In what may appear to be the silliest awards program in the world, the 26th annual Ig Nobel prizes on Thursday night were awarded to people who went to unimaginable (and hilarious) lengths to study animal behavior, sexual health, and visual perception.

At a ceremony at Harvard University in Cambridge, Mass., the spoof awards honored people such as the late Ahmed Shafik, a professor at Cairo University in Egypt who died in 2007. He dressed rats in polyester pants to test whether the fabric made them less sexually active than rats who wore cotton or wool pants, or none at all. According to his 1993 paper, the electrostatic fields created by polyester pants could play a role in impotence.

"We have never heard of anybody else who carefully spent time examining what happens sexually to rats if you put pants on them," said Marc Abrahams, editor of the Annals of Improbable Research, a humor magazine that hosts the awards, which aim to highlight scientific accomplishments that make one laugh, then think.

Winners such as Fredrik Sjöberg, who published a three-volume memoir about collecting hoverflies for seven years on the remote Swedish island where he lives, receive their awards at an eccentric ceremony that this year featured a paper airplane air raid and a tic-tac-toe contest with a brain surgeon and a rocket scientist.

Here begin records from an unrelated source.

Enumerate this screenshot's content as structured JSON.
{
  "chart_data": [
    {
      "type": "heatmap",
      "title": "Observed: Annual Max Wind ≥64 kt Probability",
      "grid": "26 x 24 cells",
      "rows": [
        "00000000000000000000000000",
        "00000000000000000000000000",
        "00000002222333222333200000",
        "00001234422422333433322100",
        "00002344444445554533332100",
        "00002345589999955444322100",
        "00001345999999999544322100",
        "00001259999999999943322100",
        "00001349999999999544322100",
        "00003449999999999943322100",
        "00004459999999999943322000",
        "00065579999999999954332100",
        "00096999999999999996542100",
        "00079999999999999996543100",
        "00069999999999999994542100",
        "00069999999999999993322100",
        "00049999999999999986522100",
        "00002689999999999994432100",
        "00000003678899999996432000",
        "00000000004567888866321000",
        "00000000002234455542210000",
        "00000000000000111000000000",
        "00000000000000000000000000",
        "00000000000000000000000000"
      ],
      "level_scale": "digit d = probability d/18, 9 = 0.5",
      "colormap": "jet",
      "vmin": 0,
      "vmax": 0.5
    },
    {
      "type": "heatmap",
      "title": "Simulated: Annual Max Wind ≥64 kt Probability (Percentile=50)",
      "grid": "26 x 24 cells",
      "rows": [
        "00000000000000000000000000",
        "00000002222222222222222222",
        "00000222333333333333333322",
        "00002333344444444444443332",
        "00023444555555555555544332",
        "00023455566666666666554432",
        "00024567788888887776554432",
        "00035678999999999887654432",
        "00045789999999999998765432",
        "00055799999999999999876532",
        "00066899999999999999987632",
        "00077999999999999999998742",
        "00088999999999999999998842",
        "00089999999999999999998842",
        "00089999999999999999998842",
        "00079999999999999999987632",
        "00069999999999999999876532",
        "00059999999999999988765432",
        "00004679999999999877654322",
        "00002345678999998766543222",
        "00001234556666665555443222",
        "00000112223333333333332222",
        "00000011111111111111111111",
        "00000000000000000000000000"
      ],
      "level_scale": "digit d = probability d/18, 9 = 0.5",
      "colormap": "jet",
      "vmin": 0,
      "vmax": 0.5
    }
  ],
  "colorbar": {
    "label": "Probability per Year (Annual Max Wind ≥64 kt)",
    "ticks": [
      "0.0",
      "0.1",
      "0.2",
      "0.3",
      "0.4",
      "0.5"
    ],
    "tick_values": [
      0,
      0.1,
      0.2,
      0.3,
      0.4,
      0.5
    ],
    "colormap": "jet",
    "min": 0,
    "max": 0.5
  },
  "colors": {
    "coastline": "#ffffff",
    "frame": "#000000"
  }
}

The prizes are awarded by winners of the prestigious Nobel prizes and include $10 trillion in cash. Unfortunately for the winners, the generous cash prize comes in Zimbabwean currency, which is nearly worthless.

Dr. Sjoberg's books were a hit in Sweden, with the English translation, "The Fly Trap," having garnered acclaim in the United States as well.

"I had written books for 15 years (read by no one) when I finally understood it's a good thing to write about something you really know, no matter what that might be," Sjoberg said in an email to the Associated Press.

"The Ig Nobel Prize beats everything," he said. "At last I hope to become a rock star. Leather pants, dark sunglasses, groupies. All that."

Another winner this year was honored for living like animals in order to see the world through their eyes. Charles Foster, a fellow at the University of Oxford in England, spent months mimicking the behavior of badgers by living in a hole in a Welsh hillside. Dr. Foster also rummaged through London’s trash cans like a fox in search of food scraps, and was chased by bloodhounds through Scotland while learning what it's like to be a deer.

"I was hunted down quite quickly," said Foster, who wrote a book about his experiences, called "Being a Beast."

Other winners included Thomas Thwaites, a Brit who attached a set of prosthetics to his legs to try living like a goat in the Swiss Alps, and Atsuki Higashiyama and Kohei Adachi, from Japan, who studied how different objects look when viewed bent over and through the legs.

This report uses materials from the Associated Press and Reuters.